La Cour suprême du Sénégal a tranché définitivement dans l’affaire liée à l’ouvrage Scandale au cœur de la République : Dossier du Coud. La plus haute juridiction du pays a rejeté les pourvois introduits par le journaliste Pape Alé Niang, actuel directeur général de Radiodiffusion Télévision Sénégalaise, et l’inspecteur de l’enseignement à la retraite Mody Niang.

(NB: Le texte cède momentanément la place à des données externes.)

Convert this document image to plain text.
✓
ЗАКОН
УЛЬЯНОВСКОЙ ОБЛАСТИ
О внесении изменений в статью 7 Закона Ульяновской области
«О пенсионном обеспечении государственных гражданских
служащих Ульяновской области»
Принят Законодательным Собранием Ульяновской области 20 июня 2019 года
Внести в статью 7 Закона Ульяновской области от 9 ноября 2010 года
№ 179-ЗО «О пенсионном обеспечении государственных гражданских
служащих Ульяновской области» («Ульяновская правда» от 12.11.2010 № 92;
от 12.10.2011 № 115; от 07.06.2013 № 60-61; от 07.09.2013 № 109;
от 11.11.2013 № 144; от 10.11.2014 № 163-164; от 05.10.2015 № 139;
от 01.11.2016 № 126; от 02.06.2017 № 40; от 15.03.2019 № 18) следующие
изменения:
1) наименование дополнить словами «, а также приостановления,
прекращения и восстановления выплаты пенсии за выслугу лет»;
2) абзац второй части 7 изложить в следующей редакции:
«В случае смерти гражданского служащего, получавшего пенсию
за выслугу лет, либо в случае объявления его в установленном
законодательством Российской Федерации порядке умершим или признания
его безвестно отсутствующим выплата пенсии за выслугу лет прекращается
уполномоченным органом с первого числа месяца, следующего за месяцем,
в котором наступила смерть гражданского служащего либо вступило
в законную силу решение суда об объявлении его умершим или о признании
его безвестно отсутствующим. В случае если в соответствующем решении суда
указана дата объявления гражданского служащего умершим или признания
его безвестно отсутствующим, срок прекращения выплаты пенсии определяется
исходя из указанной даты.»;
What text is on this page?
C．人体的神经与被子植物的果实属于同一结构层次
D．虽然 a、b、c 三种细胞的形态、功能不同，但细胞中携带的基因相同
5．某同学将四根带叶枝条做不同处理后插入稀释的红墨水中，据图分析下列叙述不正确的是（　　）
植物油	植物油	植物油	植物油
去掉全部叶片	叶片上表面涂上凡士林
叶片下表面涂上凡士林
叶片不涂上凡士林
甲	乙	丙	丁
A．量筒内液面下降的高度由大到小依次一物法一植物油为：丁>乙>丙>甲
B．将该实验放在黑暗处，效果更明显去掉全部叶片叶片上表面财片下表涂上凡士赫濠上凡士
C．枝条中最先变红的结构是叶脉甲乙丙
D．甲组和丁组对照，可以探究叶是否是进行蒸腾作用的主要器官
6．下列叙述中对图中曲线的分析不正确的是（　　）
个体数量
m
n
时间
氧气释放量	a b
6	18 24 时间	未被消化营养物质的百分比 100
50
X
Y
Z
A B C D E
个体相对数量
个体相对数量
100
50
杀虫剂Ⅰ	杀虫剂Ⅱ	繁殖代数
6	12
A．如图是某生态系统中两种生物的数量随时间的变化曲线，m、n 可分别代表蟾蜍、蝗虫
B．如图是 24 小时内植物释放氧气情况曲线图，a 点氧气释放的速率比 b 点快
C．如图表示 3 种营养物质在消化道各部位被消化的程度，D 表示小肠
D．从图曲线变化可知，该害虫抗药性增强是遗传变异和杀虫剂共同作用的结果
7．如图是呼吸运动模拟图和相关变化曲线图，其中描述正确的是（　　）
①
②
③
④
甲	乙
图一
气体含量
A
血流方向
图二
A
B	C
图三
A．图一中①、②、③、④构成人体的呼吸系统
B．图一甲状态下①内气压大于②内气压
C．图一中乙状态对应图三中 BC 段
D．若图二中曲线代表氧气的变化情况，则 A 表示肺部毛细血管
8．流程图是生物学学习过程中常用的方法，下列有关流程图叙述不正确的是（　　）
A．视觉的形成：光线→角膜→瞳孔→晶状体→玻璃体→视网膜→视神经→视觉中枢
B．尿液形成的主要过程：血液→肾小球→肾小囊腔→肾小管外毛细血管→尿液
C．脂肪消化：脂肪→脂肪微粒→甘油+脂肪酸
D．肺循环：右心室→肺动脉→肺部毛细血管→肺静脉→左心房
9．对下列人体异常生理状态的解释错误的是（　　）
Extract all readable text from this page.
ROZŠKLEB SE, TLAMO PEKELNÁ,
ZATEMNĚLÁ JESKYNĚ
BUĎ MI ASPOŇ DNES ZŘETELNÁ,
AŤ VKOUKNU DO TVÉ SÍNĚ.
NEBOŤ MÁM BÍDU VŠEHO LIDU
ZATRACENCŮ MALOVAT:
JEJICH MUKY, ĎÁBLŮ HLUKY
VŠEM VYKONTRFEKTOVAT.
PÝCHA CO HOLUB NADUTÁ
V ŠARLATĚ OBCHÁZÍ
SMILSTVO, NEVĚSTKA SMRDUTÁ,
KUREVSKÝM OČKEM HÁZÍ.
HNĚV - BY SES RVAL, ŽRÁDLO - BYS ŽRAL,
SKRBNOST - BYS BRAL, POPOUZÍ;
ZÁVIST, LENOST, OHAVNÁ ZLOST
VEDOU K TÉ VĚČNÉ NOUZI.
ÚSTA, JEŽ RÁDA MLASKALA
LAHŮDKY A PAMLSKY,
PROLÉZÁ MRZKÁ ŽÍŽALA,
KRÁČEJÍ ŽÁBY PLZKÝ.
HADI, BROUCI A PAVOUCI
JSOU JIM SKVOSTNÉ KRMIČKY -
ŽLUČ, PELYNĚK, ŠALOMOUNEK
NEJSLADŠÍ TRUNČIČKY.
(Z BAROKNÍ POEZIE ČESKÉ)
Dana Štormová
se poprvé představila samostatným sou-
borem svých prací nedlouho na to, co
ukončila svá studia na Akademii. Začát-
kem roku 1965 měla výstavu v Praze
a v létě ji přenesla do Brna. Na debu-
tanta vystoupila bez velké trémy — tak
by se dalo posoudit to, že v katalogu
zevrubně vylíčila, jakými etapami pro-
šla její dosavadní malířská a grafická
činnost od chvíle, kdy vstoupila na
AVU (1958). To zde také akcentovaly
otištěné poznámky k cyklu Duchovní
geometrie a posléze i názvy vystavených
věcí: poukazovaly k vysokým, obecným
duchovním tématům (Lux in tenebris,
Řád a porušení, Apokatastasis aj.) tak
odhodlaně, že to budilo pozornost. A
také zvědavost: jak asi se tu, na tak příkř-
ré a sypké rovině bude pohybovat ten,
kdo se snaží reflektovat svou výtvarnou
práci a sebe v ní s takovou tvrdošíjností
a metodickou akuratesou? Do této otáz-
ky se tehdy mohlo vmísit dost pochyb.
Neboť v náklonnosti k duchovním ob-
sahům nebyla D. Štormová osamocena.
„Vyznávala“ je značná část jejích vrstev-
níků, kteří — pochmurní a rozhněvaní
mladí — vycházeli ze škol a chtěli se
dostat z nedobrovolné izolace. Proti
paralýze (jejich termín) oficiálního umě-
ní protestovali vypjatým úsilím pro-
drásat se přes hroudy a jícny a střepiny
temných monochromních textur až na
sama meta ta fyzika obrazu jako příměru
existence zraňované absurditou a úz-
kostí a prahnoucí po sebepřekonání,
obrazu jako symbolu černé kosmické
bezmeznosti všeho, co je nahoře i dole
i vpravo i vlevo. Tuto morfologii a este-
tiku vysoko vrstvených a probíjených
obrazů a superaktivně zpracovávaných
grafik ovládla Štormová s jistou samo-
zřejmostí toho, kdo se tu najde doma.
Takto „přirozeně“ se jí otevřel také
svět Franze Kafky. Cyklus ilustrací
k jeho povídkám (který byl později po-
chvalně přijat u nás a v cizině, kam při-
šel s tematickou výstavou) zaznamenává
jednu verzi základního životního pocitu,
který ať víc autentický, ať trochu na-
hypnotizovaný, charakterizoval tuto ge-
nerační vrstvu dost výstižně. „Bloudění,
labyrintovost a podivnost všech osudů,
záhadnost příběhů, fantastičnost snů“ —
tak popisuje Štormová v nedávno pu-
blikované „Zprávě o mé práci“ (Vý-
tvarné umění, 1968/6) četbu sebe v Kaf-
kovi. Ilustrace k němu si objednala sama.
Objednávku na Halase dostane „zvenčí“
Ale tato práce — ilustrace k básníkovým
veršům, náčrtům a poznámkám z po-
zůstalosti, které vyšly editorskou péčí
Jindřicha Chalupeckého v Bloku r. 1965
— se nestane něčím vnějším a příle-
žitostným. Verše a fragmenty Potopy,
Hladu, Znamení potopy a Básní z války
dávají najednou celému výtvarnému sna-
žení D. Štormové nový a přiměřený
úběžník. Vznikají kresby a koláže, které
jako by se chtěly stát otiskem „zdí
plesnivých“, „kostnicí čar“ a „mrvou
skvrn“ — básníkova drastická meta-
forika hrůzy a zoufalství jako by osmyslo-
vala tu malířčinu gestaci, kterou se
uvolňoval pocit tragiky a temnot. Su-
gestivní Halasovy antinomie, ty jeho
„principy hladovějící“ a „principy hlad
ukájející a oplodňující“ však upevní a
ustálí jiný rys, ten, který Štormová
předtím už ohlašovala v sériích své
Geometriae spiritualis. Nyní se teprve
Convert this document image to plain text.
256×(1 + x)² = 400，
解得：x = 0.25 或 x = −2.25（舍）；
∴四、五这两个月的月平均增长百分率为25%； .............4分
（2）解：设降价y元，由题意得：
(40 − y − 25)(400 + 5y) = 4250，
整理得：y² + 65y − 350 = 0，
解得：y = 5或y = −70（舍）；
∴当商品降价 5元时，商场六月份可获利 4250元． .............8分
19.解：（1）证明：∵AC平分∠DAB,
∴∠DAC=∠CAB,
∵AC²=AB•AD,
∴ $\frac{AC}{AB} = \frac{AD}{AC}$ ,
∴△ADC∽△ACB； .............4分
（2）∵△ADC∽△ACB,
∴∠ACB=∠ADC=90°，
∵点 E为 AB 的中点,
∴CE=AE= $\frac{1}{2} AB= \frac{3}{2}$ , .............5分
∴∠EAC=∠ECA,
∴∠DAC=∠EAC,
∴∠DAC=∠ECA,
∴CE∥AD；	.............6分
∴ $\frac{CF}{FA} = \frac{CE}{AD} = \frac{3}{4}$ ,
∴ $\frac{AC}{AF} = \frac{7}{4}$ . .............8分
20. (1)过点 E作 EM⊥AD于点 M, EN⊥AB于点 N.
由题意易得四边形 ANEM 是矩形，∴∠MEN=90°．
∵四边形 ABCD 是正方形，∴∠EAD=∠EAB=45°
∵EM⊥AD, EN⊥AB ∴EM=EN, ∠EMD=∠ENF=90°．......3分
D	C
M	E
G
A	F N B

Par cette décision, la Cour suprême confirme l’arrêt n°353 rendu le 6 mai 2025 par la Cour d’appel de Dakar. Cette juridiction avait reconnu les deux hommes coupables de diffamation à l’encontre de l’ancien directeur du Centre des œuvres universitaires de Dakar (Coud), Cheikh Oumar Anne, par ailleurs maire de la commune de Ndioum.
Dans ce dossier, Pape Alé Niang et Mody Niang avaient été condamnés à trois mois de prison avec sursis. Sur le plan civil, ils avaient également été condamnés à verser chacun 5 millions de francs CFA à Cheikh Oumar Anne, un montant revu à la baisse par rapport aux 10 millions initialement prononcés par le tribunal correctionnel de Dakar.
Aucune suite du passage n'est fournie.